Hive: A Warehousing Solution Over a Map-Reduce Framework - Facebook, 2009

I’m a big fan of Hive, I used it extensively in Project Rhino as part of the ETL process. It saved us many hours of writing and optimizing MapReduce jobs. While no one else on the team had used MapReduce before, they were all familiar with SQL. Everyone was able to get up to speed very quickly.

Our initial version of the ETL process was mostly contained within a PostgreSQL DB. Therefore it was pretty easy to transform the original queries in to HiveQL.

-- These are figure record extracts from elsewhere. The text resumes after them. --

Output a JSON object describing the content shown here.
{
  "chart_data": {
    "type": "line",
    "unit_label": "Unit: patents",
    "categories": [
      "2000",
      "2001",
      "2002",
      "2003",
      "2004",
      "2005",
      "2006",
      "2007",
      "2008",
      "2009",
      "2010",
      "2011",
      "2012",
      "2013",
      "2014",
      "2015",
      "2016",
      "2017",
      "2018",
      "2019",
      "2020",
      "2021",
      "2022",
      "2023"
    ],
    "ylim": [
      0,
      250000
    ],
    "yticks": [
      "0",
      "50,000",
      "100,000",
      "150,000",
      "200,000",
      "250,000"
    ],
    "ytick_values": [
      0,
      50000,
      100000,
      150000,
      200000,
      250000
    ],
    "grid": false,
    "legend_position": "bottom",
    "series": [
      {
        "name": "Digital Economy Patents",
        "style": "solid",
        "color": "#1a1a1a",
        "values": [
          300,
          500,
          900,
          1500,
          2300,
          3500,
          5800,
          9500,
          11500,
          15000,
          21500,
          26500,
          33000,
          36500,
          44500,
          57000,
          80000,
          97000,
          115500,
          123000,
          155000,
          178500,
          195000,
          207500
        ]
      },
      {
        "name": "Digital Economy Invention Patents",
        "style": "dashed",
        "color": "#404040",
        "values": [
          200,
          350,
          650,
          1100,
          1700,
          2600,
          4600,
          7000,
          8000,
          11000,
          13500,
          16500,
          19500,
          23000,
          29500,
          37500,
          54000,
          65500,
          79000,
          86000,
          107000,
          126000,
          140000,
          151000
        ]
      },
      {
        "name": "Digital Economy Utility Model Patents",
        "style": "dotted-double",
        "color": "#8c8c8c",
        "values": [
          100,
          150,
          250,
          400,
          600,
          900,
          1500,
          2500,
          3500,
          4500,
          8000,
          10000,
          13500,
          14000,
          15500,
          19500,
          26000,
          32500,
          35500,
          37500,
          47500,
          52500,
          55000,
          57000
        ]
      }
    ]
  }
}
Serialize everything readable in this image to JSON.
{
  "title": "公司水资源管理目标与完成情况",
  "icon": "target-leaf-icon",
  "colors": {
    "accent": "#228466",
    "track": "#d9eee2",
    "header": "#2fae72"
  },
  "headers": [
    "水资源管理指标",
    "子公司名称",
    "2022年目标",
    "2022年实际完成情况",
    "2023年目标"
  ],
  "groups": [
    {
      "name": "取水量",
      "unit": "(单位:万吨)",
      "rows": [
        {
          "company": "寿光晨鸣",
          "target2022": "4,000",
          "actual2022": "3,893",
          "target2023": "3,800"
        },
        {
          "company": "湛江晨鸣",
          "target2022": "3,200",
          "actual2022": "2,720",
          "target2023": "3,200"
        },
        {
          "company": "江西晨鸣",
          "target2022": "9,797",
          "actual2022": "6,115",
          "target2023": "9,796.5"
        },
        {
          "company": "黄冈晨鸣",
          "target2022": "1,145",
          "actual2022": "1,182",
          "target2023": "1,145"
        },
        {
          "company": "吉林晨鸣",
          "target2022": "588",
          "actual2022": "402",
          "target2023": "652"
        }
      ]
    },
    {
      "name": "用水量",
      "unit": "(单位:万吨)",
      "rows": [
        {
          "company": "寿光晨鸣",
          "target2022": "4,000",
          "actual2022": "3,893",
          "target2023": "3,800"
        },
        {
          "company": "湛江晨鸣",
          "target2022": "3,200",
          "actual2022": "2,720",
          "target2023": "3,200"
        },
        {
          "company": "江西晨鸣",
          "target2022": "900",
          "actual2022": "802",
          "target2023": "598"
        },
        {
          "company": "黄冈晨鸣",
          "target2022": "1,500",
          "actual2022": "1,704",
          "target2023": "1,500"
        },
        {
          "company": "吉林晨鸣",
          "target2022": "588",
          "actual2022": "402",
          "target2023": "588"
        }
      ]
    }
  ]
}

  • Each table had it’s own HDFS directory
  • Users associate a table with a serialization format
  • Uses lazy de-serialization
  • Table can have partitions
    • For example, clock log data could be first partitioned by date and then by country
    • The data would be store in directories like /warehouse/clicks/ds=20090101/ctry=US.
    • A user can run a query that runs on all or just some partitions without needing to scan the entire table
    • Partitions can have different schemas and serialization
      • Allows for schema evolution
  • Tables can be bucketed
    • This is based on the hash of one of the columns
    • Used to sample data without resorting to a full table scan
  • HiveQL
    • Not complete SQL
    • Has a DDL and DML
      • DML can only load or insert, no updating or deleting
    • Multi-table Insert
      • Woah, I didn’t know about this. Super useful
      • You can run a scan of a table and then piggyback multiple queries on the same scan for efficiency
    • Supports UDFs and UDAFs (User Defined Aggregation Function) in Java
    • Can use streaming MapReduce scripts in any language
      • We should have probably utilized this more instead of some of our custom MapReduce Java jobs
      • Then they would have been able to be piggybacked on other table scans
  • Individual jobs use HDFS to communicate temporary files. No streaming like Google’s Tenzing
  • Architecture
    • Metastore - Stores the catalog of tables and formats
      • Uses a traditional RDBMS like MySQL or PostgreSQL
    • Interfaces - CLI, web UI, and JDBC / ODBC
    • Thrift Server - exposes client API for the drivers
    • Driver - controls the a Hive query, submits the queries to the Execution engine
    • Compiler
    • Execution Engine - Hadoop
  • Future Work
    • The authors say Hive is just a first step in their warehouse
    • Currently they have a rule-based optimizer but plan to build a cost-based optimizer
    • They want to experiment with columnar storage (which they do in RCFile)